The middle of LAX Airport on a Thursday afternoon during the Coronavirus pandemic.

Kate Ryan, Staff Writer

COVID-19 has had a negative effect on almost every major company or industry, and the airline industry is no exception. The virus has tanked vacations for families, backfired on companies financially and caused distress for many pilots and flight attendants.

The pandemic has severely disrupted the airline industry in every aspect. Travel bans and advisories designed to restrict the spread of the virus have been set into place almost everywhere. Flight capacities have gone way down, and international flights are banned, causing airline industries to lose tons of money.

Italy had a 22% drop in flights as a result of the national lockdown set into place on March 9, 2020. Then on March 11, the United States enforced a 30 day ban on travelers from a free-travel zone consisting of 26 countries in Europe. Since then, all of the bans have been extended, further drawing out the pain for airlines.

Captain Patrick Ryan has been a pilot for Southwest Airlines for 15 years. He has been experiencing firsthand the effect the coronavirus has had, at Southwest specifically.

“It has been eerie in a way, because there are virtually no passengers or people walking through the terminals and gate areas. Recently there has usually been less than 15 passengers on my flights, and occasionally as few as only one or two. In this circumstance, the passengers get a personal welcome aboard and briefing,” Captain Ryan said.

On a personal level, travel for work has also been drastically different for the crew members, not just the passengers on the plane.

“Schedules are changing on an hourly basis. Something as simple as getting food has been difficult. Most of the vendors in the airports have shut down. Depending on which city you’re in, the overnights are much different. Instead of a nice dinner somewhere, it’s usually a struggle to find takeout, and then it’s eating in the hotel room. Gyms and all amenities are shut down,” Captain Ryan said.
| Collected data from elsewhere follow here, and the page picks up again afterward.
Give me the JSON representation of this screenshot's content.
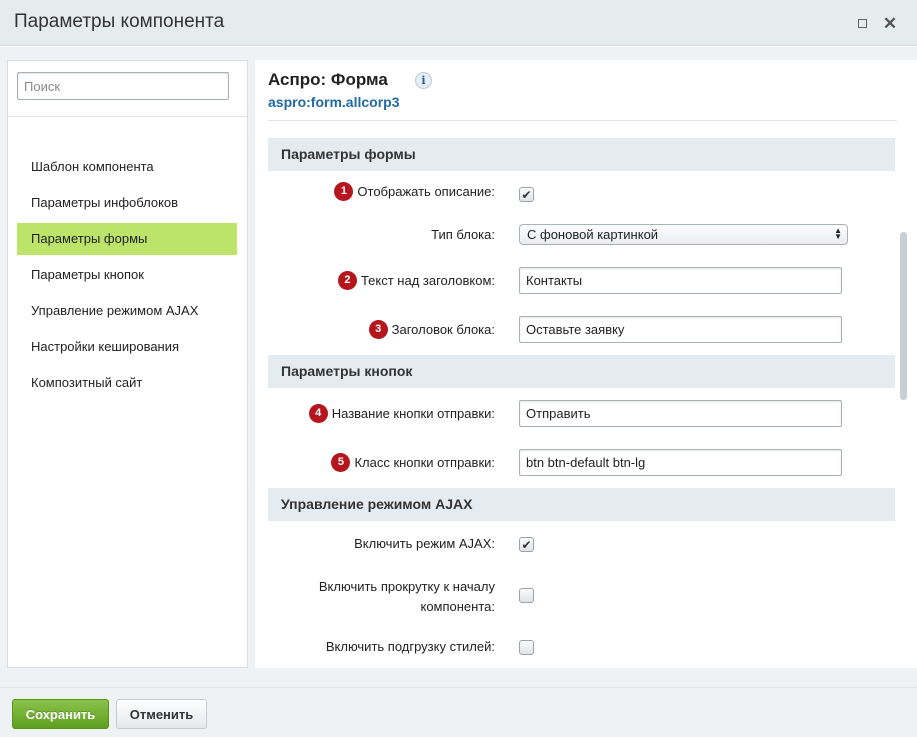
{
  "window": {
    "title": "Параметры компонента"
  },
  "sidebar": {
    "search_placeholder": "Поиск",
    "items": [
      {
        "label": "Шаблон компонента"
      },
      {
        "label": "Параметры инфоблоков"
      },
      {
        "label": "Параметры формы",
        "active": true
      },
      {
        "label": "Параметры кнопок"
      },
      {
        "label": "Управление режимом AJAX"
      },
      {
        "label": "Настройки кеширования"
      },
      {
        "label": "Композитный сайт"
      }
    ]
  },
  "component": {
    "title": "Аспро: Форма",
    "info_icon_glyph": "i",
    "code": "aspro:form.allcorp3"
  },
  "sections": {
    "form": {
      "header": "Параметры формы",
      "show_description": {
        "badge": "1",
        "label": "Отображать описание:",
        "checked": true
      },
      "block_type": {
        "label": "Тип блока:",
        "value": "С фоновой картинкой"
      },
      "text_above_title": {
        "badge": "2",
        "label": "Текст над заголовком:",
        "value": "Контакты"
      },
      "block_title": {
        "badge": "3",
        "label": "Заголовок блока:",
        "value": "Оставьте заявку"
      }
    },
    "buttons": {
      "header": "Параметры кнопок",
      "submit_name": {
        "badge": "4",
        "label": "Название кнопки отправки:",
        "value": "Отправить"
      },
      "submit_class": {
        "badge": "5",
        "label": "Класс кнопки отправки:",
        "value": "btn btn-default btn-lg"
      }
    },
    "ajax": {
      "header": "Управление режимом AJAX",
      "enable_ajax": {
        "label": "Включить режим AJAX:",
        "checked": true
      },
      "scroll_to_top": {
        "label_line1": "Включить прокрутку к началу",
        "label_line2": "компонента:",
        "checked": false
      },
      "load_styles": {
        "label": "Включить подгрузку стилей:",
        "checked": false
      }
    }
  },
  "footer": {
    "save_label": "Сохранить",
    "cancel_label": "Отменить"
  },
  "colors": {
    "accent_active": "#bde46a",
    "save_button": "#6cab2c",
    "badge": "#b5161e",
    "link": "#1f6aa5",
    "section_header": "#e4ecf2"
  },
  "icons": {
    "maximize": "maximize-icon",
    "close": "close-icon",
    "info": "info-icon",
    "check": "checkmark-icon",
    "select": "select-arrows-icon"
  }
}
With all the changes to air travel, airlines are also going to have to face severe financial complications. To put this in perspective, it is predicted that the airline industry will lose $63 billion-$113 billion in revenue. For a relative comparison, after the catastrophic event of 9/11, the airlines only fell by $23 billion dollars, which is nowhere close to the monstrous amounts of money the airlines are predicted to lose by the time the virus has passed. Those with healthcare insurance through airlines are also suffering as a result of the airlines losing such a drastic amount of money.

The airline industry is definitely taking one of the biggest punches thrown by the coronavirus. Revenue has sunk, flight capacities have gone way down and travel bans have taken away or postponed family or work trips. Have patience with individuals who are still working during this tough time, and extend a helping hand as much as possible!